The Facts
The GPU shortage has reared its ugly head again in the last few weeks, in particular for smaller companies trying to rent GPUs for experimentation:
In practice, most smaller players I’ve talked to have recently had difficulty leasing any GPU instances from the major players (Azure, AWS, GCP, Lambda Labs, CoreWeave).
Why it matters
A few months ago, I wrote about how the GPU shortage impacts large model providers — it forces them to make awkward tradeoffs between the UX of existing products and research for advanced products.
In the last few weeks, the impact of GPU shortages on startups and practitioners has been much more front-and-center. Right now, the best way to get GPUs is to sign long-term leases for large numbers of GPUs — often multi-million dollar contracts. For most smaller players, this is simply not a real option.
This leaves a few options for startups and tinkerers:
Use models built by model providers (who already have huge GPU supplies).

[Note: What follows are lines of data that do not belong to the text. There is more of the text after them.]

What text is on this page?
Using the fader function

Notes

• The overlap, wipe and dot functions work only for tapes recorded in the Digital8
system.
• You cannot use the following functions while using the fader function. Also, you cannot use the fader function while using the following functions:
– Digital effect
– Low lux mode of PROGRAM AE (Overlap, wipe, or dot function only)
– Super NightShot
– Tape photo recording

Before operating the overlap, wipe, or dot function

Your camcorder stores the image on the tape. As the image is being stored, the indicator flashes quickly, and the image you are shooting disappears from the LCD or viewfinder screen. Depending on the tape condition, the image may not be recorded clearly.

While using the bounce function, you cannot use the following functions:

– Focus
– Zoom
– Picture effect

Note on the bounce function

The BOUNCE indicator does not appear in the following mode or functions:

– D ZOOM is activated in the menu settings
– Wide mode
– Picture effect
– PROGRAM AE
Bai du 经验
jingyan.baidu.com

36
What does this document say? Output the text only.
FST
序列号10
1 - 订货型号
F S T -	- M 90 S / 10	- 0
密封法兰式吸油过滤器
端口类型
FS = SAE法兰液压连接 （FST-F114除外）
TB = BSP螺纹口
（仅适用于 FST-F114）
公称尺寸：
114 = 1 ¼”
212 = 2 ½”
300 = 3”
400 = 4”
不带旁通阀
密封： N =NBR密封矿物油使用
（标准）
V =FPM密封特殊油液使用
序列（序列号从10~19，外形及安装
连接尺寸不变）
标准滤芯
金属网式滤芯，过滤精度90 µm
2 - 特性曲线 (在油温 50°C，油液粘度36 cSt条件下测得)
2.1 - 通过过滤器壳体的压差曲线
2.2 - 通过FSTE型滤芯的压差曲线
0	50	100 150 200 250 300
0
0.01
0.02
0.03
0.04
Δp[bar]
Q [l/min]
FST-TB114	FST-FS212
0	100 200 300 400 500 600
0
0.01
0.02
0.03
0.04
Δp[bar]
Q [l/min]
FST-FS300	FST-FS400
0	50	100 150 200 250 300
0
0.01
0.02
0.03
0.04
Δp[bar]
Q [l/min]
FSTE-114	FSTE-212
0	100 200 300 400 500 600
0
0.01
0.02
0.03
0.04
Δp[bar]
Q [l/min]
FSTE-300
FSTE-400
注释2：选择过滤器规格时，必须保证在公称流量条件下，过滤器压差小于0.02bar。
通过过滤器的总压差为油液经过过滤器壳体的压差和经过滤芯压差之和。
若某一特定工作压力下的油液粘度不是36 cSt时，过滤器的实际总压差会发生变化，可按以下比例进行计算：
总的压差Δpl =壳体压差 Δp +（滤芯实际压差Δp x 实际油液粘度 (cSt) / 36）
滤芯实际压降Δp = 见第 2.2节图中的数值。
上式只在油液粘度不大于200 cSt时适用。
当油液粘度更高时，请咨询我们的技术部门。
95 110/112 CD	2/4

Use services provided by larger startups — companies like Replicate have raised enough money to reserve GPUs
Try to get lucky and get access to on-demand GPUs when they become available.
In practice, this shortage limits innovation: it is unreasonably hard for smaller teams to experiment with fine-tuning models. Most of the fine-tuning activity I have seen has been on the smallest models (Llama 2 3B or 13B) instead of the more powerful 70B parameter models — those smaller models fit on smaller GPUs that have more available supply.
My thoughts
Two quick thoughts:
Although I think the fine-tuning era should be starting, GPU availability will dramatically slow it down. Providers like Lamini, who can aggregate demand and reserve GPUs, serve to benefit.
I think the popularity of hosted models is artificially inflated by there not being any alternatives. If the GPU shortage becomes less dramatic, I expect more teams to experiment with their own models.